The Ecological Footprint makes apparent the gap between human demand and regeneration. Likely, the accounts provide underestimates. On the demand side, UN data sets do not completely document all demands. On the biocapacity side, availability may be exaggerated since some overuses are not factored into the assessment due to lack of consistent data. Such aspects include soil erosion, groundwater depletion, and loss in forest productivity due to increased forest fires and pestilence.

Data sets uncertainty

Country assessments are based on UN statistics. They do not provide error margins.

Rationale uncertainty

Main limitations of the indicator

Several important aspects of sustainable use/management are not measured by the ecological footprint:

• Non-ecological aspects of sustainability: having a footprint smaller than the biosphere is a necessary minimum condition for a sustainable society, but it is not sufficient. For instance, the Ecological Footprint does not consider social well-being. In addition, on the resource side, even if the Ecological Footprint is within biocapacity, poor management can still lead to depletion. A footprint smaller than biocapacity is merely a necessary condition for making quality improvements replicable and scalable.
• Depletion of non-renewable resources: the footprint does not track the amount of non-renewable resource stocks, such as oil, natural gas, coal or metal deposits.

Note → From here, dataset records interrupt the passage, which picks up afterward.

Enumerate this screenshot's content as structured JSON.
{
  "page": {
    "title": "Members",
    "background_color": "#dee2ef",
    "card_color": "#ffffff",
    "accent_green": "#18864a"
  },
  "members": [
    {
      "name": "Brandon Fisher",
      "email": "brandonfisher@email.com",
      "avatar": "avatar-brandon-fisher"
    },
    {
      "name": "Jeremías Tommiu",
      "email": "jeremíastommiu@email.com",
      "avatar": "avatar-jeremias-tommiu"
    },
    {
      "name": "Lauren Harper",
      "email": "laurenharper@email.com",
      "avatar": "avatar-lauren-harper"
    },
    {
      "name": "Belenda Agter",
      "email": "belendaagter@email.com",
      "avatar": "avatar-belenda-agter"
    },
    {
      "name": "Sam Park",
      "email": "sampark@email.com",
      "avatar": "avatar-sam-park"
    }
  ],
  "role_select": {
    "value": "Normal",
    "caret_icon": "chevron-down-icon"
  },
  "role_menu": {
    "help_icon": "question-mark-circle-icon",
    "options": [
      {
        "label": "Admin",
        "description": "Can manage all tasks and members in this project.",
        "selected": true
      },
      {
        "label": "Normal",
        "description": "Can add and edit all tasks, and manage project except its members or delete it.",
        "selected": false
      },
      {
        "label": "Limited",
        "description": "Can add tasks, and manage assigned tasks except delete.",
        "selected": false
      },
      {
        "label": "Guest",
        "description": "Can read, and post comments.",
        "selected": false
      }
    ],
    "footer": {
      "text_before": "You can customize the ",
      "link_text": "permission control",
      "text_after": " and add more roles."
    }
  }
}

The footprint associated with these materials is based on the regenerative capacity used or compromised by their extraction and, in the case of fossil fuels, the area required to assimilate the wastes they generate.
• Inherently unsustainable activities: activities that are inherently unsustainable, such as the release of heavy metals, radioactive materials and persistent synthetic compounds (e.g. chlordane, polychlorinated biphenyls (PCBs), chlorofluorocarbons (CFCs), polyvinyl chloride (PVC), dioxins, etc.), do not enter directly into footprint calculations. These are activities that need to be phased out independently of their quantity (there is no biocapacity budget for using them). Where these substances cause a loss of biocapacity, however, their influence can be seen.
• Ecological degradation: the footprint does not directly measure ecological degradation, such as increased soil salinity from irrigation, which could affect future bioproductivity. However, if degradation leads to reductions in bioproductivity, then this loss is captured when measuring biocapacity in the future. Moreover, by looking at only the aggregate figure, 'under-exploitation' in one area (e.g. forests) can hide over-exploitation in another area (e.g. fisheries).
• Resilience of ecosystems: footprint accounts do not identify where and in what way the capacity of ecosystems are vulnerable or resilient. The footprint is merely an outcome measure documenting how much of the biosphere is being used compared with how productive it is.